Vernetztes Arbeiten mit mobilen Endgeräten

Projektstatus

Planung
100%
Durchführung
100%
Dokumentation
100%

Hintergrund

Medizinische Einrichtungsgesellschaft mbH

Das Naemi-Wilke-Stift wurde als Privatstiftung des Gubener Hutfabrikanten Friedrich Wilke (1829-1908) im Jahr 1878 gegründet. 1879 kam zum 14-Betten-Kinderkrankenhaus ein Kindergarten hinzu. Heute gehört unter anderen die Medizinische Einrichtungsgesellschaft mbH (kurz MEGmbH) als eine Tochtergesellschaft zum Naemi-WilkeStift. Sie beinhaltet mehrere Arztpraxen verschiedener Fachbereiche, sowie eine physiotherapeutische, logopädische und ergotherapeutische Praxis.

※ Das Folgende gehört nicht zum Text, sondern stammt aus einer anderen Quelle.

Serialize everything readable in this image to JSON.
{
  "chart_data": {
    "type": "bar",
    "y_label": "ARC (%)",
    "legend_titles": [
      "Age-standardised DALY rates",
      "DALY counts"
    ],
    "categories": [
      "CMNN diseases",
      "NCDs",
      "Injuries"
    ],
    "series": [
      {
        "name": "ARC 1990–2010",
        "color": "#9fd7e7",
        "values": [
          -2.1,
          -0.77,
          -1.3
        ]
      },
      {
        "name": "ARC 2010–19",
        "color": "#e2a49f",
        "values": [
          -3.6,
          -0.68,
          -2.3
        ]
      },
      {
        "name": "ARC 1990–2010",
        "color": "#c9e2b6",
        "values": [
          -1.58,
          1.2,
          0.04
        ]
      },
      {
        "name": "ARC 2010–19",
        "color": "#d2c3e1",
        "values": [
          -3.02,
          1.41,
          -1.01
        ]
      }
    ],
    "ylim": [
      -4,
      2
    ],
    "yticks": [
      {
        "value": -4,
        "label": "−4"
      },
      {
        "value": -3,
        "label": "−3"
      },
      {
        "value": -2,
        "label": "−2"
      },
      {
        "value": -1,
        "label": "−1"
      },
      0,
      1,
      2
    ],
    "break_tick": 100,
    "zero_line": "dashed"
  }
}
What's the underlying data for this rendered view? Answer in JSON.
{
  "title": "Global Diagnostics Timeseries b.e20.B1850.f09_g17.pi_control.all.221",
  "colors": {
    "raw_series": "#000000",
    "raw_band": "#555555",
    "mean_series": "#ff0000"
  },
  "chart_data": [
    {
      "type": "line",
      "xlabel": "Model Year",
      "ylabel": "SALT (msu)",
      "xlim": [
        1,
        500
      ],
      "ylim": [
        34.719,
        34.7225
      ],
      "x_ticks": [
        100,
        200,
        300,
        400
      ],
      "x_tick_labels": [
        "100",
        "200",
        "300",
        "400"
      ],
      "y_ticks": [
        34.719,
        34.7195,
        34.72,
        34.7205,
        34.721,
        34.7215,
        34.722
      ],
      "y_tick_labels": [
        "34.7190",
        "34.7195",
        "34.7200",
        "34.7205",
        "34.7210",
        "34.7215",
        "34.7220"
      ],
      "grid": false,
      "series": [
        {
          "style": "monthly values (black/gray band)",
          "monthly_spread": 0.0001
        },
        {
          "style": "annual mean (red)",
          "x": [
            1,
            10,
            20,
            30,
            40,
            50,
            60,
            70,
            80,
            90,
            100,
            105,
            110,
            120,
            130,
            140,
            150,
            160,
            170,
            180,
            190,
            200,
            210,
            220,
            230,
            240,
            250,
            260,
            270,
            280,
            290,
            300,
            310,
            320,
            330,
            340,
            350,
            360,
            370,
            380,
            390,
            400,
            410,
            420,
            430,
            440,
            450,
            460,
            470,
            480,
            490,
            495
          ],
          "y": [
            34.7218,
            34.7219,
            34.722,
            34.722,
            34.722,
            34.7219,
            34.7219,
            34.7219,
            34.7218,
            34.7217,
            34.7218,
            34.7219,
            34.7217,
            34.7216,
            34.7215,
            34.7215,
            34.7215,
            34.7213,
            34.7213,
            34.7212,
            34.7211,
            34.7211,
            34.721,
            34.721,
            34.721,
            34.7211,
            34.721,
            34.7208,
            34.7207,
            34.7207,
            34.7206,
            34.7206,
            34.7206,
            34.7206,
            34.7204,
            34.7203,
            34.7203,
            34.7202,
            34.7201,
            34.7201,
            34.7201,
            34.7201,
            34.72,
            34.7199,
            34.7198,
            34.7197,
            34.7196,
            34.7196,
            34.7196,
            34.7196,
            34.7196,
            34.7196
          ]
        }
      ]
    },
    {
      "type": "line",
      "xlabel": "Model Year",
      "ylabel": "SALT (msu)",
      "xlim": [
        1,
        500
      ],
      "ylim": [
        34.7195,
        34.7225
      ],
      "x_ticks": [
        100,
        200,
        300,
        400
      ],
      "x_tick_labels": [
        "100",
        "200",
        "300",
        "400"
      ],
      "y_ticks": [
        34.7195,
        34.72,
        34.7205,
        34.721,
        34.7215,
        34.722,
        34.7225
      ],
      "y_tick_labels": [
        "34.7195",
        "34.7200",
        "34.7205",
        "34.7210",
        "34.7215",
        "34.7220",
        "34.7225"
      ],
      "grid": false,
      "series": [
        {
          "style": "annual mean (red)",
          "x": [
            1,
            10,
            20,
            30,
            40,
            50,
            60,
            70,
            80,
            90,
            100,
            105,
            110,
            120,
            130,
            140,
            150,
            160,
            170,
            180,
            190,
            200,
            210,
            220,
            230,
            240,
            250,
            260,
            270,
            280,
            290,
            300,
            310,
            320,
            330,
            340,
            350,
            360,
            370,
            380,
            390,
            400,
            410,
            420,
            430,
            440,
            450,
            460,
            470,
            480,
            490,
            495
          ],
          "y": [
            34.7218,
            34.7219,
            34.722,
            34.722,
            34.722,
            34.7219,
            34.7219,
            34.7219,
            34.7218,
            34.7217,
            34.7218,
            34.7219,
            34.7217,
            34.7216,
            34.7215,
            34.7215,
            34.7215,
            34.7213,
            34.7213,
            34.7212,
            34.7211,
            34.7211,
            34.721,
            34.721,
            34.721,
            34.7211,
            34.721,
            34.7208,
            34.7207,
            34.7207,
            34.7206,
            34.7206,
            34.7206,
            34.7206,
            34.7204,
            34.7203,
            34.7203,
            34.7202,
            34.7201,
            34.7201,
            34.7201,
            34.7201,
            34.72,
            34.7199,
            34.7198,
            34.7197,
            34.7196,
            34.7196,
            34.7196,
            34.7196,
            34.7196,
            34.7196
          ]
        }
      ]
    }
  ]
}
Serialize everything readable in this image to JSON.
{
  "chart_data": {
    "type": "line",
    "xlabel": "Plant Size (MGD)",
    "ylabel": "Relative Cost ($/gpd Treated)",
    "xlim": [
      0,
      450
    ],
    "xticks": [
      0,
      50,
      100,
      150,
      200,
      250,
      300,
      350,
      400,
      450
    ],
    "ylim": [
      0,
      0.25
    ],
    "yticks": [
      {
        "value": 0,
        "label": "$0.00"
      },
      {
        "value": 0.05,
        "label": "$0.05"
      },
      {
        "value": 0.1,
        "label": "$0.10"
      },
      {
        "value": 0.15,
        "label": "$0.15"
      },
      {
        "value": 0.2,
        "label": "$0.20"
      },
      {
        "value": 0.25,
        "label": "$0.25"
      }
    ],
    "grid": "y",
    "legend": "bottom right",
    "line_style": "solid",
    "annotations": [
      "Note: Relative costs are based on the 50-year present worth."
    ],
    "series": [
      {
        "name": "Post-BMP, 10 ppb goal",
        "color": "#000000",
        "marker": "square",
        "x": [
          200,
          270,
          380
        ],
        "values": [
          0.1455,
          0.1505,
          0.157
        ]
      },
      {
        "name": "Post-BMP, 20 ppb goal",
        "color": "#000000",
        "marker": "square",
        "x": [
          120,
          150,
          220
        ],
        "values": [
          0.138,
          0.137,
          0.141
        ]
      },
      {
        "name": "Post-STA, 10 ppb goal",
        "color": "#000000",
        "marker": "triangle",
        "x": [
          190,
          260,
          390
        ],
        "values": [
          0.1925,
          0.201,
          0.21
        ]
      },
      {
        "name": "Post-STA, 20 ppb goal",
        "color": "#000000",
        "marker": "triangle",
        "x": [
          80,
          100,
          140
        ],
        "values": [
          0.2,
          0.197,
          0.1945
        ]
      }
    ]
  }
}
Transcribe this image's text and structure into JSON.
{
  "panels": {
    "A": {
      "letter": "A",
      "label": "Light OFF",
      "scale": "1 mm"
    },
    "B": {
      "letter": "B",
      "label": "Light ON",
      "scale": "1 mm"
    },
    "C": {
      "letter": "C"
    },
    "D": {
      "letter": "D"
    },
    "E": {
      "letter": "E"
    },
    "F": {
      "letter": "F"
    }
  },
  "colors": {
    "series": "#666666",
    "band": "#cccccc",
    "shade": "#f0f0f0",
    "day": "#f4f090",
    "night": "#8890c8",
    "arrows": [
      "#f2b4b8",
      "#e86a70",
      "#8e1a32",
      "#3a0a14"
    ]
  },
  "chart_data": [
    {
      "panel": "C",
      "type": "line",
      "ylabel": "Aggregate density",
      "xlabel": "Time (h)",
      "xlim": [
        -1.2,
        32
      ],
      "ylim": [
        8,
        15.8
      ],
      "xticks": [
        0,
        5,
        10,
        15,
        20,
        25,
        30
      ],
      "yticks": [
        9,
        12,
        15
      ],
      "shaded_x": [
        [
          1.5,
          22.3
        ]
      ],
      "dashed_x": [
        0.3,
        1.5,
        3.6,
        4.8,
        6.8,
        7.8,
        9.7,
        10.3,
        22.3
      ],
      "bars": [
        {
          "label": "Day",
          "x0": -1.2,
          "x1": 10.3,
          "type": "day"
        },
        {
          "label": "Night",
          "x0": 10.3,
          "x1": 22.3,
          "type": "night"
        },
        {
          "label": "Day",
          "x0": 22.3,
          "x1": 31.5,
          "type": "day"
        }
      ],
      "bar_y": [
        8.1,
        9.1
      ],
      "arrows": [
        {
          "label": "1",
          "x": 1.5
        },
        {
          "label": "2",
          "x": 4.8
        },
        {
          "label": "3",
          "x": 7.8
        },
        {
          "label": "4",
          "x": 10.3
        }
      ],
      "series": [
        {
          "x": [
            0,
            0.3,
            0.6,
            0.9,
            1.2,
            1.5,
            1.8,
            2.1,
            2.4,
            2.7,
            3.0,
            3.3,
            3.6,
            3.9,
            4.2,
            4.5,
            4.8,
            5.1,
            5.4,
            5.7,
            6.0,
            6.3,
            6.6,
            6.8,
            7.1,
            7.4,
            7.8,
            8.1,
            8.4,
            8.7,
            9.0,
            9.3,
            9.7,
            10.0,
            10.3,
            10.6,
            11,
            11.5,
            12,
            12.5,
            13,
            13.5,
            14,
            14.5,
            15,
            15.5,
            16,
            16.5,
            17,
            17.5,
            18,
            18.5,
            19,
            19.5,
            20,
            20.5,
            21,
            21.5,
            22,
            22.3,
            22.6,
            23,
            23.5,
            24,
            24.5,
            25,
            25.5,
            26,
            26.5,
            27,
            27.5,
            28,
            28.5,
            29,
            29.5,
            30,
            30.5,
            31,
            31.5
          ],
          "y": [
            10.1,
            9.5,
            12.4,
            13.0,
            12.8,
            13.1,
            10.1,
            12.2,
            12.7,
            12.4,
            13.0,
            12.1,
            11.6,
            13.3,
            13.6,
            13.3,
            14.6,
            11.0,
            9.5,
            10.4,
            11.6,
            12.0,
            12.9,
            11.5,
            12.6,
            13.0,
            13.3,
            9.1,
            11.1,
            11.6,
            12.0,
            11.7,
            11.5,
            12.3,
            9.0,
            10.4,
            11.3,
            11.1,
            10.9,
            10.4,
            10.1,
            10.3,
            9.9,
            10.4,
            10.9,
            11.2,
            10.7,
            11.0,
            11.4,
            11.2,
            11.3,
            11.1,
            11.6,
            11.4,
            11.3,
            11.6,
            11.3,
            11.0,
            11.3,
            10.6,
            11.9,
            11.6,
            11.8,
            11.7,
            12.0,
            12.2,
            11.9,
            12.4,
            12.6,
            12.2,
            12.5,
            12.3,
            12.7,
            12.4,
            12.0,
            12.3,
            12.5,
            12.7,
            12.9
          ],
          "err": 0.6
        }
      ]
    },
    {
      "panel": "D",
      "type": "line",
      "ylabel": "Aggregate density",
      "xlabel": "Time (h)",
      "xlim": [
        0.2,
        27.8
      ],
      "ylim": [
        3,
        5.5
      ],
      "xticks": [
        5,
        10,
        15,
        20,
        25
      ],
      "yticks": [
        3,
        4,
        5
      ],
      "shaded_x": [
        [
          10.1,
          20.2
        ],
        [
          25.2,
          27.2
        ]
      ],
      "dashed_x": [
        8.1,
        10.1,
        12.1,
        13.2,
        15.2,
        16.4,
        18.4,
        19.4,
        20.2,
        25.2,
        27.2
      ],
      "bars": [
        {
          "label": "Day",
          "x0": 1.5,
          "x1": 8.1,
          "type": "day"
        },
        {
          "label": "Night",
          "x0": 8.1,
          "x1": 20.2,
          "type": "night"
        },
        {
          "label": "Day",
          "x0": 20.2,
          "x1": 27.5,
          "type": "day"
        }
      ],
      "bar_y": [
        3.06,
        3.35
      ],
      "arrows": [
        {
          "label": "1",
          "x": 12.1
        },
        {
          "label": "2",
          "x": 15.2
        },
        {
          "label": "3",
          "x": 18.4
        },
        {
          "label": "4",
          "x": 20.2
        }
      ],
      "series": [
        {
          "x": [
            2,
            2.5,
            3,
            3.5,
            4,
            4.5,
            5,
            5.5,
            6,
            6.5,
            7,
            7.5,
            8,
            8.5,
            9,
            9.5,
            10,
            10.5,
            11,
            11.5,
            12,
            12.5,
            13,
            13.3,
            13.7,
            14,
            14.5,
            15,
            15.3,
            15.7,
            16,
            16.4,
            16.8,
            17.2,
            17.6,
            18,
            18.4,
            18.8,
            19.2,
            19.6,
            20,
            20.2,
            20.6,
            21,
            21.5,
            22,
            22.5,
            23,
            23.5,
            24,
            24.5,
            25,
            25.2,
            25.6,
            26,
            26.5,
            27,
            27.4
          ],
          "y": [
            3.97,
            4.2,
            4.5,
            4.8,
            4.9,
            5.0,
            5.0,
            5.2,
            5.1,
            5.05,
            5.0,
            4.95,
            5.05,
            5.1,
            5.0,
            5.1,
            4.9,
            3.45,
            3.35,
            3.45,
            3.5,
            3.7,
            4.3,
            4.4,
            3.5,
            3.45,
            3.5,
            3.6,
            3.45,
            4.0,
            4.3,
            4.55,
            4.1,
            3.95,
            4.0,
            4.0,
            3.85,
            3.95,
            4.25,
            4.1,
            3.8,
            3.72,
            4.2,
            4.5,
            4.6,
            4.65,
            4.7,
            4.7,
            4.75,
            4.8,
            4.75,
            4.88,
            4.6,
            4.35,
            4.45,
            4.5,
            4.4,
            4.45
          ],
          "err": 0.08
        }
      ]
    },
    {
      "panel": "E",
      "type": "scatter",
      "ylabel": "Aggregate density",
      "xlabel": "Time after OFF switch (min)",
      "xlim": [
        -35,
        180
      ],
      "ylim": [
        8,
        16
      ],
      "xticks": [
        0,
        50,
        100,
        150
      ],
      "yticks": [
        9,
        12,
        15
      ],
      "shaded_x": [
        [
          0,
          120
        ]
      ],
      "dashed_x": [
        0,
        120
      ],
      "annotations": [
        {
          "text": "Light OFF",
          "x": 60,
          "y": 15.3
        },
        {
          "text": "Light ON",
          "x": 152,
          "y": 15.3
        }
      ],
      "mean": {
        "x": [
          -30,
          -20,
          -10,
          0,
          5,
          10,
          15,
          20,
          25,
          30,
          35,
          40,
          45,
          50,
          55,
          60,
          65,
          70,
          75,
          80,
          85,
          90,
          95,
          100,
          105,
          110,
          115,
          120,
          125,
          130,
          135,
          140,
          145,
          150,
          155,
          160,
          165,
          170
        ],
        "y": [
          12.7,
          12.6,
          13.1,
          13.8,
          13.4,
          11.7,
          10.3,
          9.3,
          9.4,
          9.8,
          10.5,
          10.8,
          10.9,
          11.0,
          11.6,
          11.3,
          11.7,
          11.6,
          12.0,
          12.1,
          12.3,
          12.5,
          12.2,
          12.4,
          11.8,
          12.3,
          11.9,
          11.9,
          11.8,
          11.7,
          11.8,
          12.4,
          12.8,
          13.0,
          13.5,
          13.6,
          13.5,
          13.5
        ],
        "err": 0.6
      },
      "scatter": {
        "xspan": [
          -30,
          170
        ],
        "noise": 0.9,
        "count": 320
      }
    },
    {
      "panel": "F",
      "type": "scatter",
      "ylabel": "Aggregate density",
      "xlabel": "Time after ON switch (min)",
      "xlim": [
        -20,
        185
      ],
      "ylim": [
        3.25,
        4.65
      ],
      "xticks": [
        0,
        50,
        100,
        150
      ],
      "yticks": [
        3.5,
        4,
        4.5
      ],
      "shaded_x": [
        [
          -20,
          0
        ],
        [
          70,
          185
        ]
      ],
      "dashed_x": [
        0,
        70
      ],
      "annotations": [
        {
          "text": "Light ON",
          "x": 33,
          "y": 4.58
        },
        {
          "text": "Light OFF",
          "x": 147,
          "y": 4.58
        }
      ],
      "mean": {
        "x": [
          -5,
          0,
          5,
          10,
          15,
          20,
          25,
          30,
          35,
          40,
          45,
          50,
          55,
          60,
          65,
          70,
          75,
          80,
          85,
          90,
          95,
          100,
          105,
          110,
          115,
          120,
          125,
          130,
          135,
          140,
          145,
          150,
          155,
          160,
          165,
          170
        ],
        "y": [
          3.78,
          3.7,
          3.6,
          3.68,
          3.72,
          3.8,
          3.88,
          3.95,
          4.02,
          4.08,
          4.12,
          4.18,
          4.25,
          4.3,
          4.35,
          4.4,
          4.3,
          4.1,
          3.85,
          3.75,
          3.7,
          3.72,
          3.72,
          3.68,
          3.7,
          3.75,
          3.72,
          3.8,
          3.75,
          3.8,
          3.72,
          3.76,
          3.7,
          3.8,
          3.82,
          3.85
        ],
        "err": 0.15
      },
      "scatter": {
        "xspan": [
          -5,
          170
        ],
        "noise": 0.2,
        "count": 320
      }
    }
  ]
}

Die physiotherapeutischen Behandlungen finden im Krankenhaus (stationäre Versorgung), in den eigenen Räumlichkeiten des Ambulanzzentrums (ambulante Versorgung) oder nach Verordnung im Hausbesuch statt. Die Therapien erfolgen auf der Grundlage von ärztlichen Verordnungen. Auch Privatzahlerleistungen, Präventionssport und Funktionssport gehören zu den Angeboten der Praxis.

www.naemi-wilke-stift.de

„Mit der Erweiterung unserer digitalen Fertigkeiten versprechen wir uns eine Vereinfachung und Optimierung der dokumentarischen Arbeitsprozesse. Auch die Koordination unserer terminlichen, räumlichen und fachlichen Kapazitäten wird effektiver. Mit jenem starken Background können sich unsere Therapeuten noch besser auf unsere Patienten und deren Bedürfnisse fokussieren.“

Jana Kermas (Leiterin Physiotherapie)

Herausforderung

Die Physiotherapie arbeitete weitestgehend noch analog, lediglich der Empfang und das Sekretariat nutzten eine für Physiotherapien und Arztpraxen geeignete Softwarelösung für Terminvereinbarungen, Raumplanung, Kalenderfunktionen der einzelnen Mitarbeiter und Behandlungsdokumentation. Die Ablage der Patientenakten und weiterer Dokumente erfolgte rein papierhaft und an unterschiedlichen Orten. Die Behandlungsräume verfügten über keine EDV (PC, Drucker, Tablet) und keine Anbindung an die vorhandene Netzwerkstruktur (LAN bzw. W-LAN). Aufgrund der mangelnden Infrastruktur erfolgte die Planung und Koordination der Termine und Behandlungen nahezu ausschließlich papierhaft, analog und über den Empfang.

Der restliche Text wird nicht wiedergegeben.